Using Stirling's approximation $\log n! = n\log n - n + O(\log n)$, we get: \begin{equation} \Delta G_\mathrm{box} = -kT \log Q_\mathrm{box} = -kT \log Q_\mathrm{ref} + kT \sum_{j\in\Psi} \left( \langle m_j\rangle \left( \log\frac{\langle m_j \rangle}{M_s} - \log Q_j - 1 \right) + O(\log \langle m_j\rangle) \right) \end{equation} Neglecting the smaller $O(\log \langle m_j \rangle)$ terms, we get \begin{equation} \frac{\Delta G_\mathrm{box}}{M_s kT} \approx g_\mathrm{ref} + \sum_{j\in\Psi} x_j \left( \log x_j - \log Q_j - 1 \right) \end{equation} where we set $x_j = \langle m_j\rangle / (M_s+\sum_{k\in\Psi} \langle m_k\rangle) \approx \langle m_j\rangle/M_s$ and $g_\mathrm{ref} = - M_s^{-1}\log Q_\mathrm{ref}$.

The equilibrium distribution of complexes is thus approximated by the solution of the optimization problem \begin{equation} \min_{x} \sum_{j\in\Psi} x_j(\log x_j - \log Q_j - 1) \qquad \text{s.t.}\quad Ax = x^0 \end{equation} where the matrix $A$ calculates the conservation-of-mass constraints of the number of strands in each complex.

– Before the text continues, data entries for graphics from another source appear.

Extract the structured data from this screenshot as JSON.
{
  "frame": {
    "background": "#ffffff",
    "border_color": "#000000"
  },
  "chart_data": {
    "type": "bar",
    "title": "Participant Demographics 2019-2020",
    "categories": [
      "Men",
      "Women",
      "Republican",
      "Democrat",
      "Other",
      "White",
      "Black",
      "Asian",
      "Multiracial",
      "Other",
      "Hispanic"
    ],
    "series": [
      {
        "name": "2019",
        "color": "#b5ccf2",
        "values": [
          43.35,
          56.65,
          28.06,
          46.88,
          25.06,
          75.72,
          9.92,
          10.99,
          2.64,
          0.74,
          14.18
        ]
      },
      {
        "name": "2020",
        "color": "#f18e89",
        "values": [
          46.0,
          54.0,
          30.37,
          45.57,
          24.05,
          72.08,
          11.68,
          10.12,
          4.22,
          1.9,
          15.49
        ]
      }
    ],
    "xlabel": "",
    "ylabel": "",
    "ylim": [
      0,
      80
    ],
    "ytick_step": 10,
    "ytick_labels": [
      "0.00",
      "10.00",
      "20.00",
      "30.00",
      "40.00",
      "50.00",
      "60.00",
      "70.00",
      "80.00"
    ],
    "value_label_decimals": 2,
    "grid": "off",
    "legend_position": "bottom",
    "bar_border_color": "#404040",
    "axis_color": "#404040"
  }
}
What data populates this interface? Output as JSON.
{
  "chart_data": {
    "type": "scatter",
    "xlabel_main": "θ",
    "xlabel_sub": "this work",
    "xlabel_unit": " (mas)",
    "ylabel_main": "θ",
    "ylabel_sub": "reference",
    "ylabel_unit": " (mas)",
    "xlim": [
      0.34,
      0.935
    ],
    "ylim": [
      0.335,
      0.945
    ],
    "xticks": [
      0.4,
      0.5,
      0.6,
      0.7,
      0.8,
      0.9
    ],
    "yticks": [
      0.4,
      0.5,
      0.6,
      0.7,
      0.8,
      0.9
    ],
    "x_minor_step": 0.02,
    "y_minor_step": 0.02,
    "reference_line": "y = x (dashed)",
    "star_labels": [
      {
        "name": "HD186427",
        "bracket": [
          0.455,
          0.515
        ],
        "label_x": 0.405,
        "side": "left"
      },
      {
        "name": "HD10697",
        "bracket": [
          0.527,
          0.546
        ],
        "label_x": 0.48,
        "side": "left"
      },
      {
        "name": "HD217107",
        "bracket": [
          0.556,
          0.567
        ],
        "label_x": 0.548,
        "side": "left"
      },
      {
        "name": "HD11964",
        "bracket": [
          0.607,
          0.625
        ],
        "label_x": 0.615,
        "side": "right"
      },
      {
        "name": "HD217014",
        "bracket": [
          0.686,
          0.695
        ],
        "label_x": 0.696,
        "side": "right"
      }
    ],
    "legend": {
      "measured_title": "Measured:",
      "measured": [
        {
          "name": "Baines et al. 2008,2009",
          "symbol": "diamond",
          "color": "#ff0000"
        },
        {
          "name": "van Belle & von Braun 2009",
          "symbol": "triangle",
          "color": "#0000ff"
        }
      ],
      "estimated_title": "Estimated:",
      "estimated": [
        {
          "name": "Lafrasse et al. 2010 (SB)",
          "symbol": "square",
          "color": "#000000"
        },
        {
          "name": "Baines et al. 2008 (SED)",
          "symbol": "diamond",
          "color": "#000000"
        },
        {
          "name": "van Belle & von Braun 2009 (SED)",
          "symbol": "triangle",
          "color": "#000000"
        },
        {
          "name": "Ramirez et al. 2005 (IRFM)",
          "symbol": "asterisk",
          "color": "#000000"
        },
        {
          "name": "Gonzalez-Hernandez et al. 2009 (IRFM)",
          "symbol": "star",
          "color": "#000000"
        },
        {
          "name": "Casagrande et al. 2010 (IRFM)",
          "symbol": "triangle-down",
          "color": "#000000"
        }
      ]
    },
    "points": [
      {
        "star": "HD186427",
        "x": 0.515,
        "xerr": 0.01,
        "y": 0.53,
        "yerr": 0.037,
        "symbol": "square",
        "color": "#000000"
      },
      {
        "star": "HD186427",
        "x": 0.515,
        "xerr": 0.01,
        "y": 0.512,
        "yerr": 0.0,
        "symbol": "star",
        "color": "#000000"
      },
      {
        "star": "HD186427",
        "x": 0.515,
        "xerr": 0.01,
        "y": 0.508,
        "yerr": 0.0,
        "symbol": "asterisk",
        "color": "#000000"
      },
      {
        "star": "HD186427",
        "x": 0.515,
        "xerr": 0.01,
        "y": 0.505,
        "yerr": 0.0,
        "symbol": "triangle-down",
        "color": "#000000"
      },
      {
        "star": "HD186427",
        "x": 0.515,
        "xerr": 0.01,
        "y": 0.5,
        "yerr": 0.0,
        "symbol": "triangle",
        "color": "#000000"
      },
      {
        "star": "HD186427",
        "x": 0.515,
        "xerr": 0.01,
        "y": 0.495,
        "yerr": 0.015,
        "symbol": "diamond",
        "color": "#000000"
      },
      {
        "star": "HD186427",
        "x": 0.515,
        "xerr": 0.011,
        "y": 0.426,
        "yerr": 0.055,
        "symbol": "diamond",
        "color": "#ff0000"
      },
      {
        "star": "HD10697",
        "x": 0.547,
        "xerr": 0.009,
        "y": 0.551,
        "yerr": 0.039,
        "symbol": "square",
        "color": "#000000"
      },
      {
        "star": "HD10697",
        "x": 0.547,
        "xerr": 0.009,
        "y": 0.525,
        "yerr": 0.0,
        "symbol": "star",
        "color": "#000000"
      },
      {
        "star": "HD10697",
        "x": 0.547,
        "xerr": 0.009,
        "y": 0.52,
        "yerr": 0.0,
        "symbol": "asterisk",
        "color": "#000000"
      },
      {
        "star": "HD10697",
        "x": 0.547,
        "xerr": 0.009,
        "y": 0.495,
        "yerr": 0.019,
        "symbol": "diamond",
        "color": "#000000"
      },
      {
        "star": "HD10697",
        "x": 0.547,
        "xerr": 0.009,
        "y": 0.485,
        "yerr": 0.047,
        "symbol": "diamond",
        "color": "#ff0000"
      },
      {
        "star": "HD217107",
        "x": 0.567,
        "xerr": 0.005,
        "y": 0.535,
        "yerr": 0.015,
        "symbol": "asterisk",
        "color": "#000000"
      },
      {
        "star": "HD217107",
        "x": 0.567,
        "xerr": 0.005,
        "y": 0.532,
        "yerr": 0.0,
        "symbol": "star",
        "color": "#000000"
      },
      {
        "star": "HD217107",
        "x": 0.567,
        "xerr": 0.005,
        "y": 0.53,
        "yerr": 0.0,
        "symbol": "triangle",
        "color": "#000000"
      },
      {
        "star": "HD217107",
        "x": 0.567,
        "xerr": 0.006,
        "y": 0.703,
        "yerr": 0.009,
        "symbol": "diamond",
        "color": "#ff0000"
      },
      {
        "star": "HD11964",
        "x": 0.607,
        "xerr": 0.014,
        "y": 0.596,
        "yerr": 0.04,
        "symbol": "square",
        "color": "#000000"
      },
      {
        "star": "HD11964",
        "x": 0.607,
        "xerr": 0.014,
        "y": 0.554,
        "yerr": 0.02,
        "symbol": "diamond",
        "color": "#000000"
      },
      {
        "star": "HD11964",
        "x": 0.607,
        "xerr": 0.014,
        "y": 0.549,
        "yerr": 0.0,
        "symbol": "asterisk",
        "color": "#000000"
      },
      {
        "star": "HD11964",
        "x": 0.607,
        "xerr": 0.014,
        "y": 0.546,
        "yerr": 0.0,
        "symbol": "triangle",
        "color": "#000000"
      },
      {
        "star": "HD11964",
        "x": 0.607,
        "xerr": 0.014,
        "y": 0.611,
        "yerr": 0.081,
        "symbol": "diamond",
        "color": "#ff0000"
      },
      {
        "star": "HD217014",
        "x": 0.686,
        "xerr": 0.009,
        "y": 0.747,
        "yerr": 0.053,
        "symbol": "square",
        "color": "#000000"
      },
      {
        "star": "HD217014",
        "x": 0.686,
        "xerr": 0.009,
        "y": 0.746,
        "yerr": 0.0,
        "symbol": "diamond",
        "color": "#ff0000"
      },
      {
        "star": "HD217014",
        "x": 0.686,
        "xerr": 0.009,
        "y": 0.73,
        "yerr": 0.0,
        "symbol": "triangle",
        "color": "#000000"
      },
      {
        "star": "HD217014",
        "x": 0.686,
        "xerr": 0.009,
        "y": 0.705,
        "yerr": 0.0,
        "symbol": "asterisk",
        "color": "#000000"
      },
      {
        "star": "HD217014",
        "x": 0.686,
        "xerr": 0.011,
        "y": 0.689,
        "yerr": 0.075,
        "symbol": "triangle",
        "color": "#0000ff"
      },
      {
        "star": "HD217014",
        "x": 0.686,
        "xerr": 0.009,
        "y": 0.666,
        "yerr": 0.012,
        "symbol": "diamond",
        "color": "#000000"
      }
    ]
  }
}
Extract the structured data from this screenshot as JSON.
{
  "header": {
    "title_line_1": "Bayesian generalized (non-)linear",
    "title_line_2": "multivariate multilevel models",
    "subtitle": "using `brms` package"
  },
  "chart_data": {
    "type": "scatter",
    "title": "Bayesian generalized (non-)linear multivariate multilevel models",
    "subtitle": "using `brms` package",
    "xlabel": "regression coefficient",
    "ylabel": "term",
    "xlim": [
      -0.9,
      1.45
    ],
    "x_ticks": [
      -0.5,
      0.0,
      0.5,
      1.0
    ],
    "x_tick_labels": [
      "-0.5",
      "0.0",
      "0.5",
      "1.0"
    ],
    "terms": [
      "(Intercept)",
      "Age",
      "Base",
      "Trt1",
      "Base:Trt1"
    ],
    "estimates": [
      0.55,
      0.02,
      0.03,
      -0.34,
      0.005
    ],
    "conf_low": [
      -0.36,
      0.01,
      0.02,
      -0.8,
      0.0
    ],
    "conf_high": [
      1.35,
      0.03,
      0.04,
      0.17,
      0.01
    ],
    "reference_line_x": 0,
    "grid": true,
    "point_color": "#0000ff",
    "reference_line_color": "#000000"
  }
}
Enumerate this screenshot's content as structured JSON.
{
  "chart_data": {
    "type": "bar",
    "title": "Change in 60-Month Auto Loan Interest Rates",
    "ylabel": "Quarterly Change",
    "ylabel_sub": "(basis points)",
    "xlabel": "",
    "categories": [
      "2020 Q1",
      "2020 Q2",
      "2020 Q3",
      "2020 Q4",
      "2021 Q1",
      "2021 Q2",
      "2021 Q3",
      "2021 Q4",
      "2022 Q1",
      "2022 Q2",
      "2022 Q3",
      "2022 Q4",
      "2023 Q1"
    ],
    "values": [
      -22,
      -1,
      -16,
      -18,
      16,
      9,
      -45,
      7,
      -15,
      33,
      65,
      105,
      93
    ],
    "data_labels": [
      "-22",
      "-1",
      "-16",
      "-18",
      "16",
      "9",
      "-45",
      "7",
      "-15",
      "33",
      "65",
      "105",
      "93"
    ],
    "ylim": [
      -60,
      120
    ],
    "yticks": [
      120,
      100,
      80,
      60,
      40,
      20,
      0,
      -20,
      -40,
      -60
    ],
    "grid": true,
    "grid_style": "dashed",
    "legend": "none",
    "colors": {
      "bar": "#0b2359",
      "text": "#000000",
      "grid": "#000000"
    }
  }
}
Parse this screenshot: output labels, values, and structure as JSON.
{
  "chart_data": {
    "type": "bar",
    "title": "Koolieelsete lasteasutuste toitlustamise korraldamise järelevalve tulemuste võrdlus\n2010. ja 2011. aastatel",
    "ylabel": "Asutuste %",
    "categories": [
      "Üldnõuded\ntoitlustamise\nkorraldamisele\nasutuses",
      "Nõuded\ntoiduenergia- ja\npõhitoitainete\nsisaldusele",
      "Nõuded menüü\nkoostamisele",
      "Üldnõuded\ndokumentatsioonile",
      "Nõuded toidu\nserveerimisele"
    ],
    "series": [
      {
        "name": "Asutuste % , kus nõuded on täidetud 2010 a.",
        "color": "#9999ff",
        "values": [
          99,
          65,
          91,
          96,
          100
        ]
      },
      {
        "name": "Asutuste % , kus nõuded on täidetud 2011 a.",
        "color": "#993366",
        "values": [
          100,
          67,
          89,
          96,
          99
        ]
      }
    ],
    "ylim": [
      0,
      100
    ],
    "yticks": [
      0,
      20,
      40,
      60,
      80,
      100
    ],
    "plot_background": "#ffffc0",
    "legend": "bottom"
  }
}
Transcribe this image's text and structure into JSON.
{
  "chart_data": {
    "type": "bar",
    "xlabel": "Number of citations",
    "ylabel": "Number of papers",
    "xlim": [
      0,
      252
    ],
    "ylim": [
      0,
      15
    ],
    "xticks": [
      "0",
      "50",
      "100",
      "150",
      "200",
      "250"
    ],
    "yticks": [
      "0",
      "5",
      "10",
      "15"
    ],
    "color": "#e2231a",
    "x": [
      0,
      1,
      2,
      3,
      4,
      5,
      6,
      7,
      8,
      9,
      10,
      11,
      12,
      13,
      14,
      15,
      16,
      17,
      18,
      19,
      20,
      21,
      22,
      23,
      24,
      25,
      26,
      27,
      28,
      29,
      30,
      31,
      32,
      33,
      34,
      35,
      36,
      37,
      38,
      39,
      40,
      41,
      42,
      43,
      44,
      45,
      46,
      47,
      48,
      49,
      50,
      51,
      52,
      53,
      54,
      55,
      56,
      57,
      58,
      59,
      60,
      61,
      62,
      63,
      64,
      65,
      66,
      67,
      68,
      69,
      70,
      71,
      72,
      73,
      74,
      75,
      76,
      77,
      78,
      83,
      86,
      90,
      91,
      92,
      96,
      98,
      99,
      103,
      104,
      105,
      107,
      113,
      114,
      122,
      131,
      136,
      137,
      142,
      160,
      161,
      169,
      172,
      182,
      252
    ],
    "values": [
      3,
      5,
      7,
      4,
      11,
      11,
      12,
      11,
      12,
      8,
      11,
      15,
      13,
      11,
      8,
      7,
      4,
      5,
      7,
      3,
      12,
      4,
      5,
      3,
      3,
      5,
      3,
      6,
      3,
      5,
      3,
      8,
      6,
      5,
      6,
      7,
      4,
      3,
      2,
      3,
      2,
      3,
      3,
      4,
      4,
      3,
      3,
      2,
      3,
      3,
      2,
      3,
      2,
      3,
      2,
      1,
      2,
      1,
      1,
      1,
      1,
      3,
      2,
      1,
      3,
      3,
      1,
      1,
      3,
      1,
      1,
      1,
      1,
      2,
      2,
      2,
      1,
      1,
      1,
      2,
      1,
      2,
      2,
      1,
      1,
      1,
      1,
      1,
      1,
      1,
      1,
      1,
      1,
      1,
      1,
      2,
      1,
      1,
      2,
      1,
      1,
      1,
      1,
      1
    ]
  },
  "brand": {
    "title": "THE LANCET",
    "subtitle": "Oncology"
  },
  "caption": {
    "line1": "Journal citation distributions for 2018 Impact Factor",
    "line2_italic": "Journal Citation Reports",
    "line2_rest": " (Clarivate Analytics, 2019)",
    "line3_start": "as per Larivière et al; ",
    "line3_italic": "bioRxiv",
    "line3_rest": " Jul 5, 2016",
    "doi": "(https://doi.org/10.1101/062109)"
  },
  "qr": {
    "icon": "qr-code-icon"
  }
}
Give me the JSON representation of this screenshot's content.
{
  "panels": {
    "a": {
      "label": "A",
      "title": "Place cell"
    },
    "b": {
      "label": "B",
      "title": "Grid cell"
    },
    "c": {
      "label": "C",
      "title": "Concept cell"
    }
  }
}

This optimization problem is convex since the feasibility set is an affine space and the Hessian matrix of the objective function is a diagonal matrix with diagonal entries and eigenvalues $1/x_j > 0$ in the open first orthant.

RBS Calculator¶

One benefit of understanding the properties of RNA molecules is the fact that we can predict the transcription and translation processes to some extent. A particulatly interesting application is the RBS Calculator (Salis, Mirsky, and Voigt 2009, Salis 2011), which allows the analysis and design of RBS kinetics. Translation initiation is an important step in the translation process.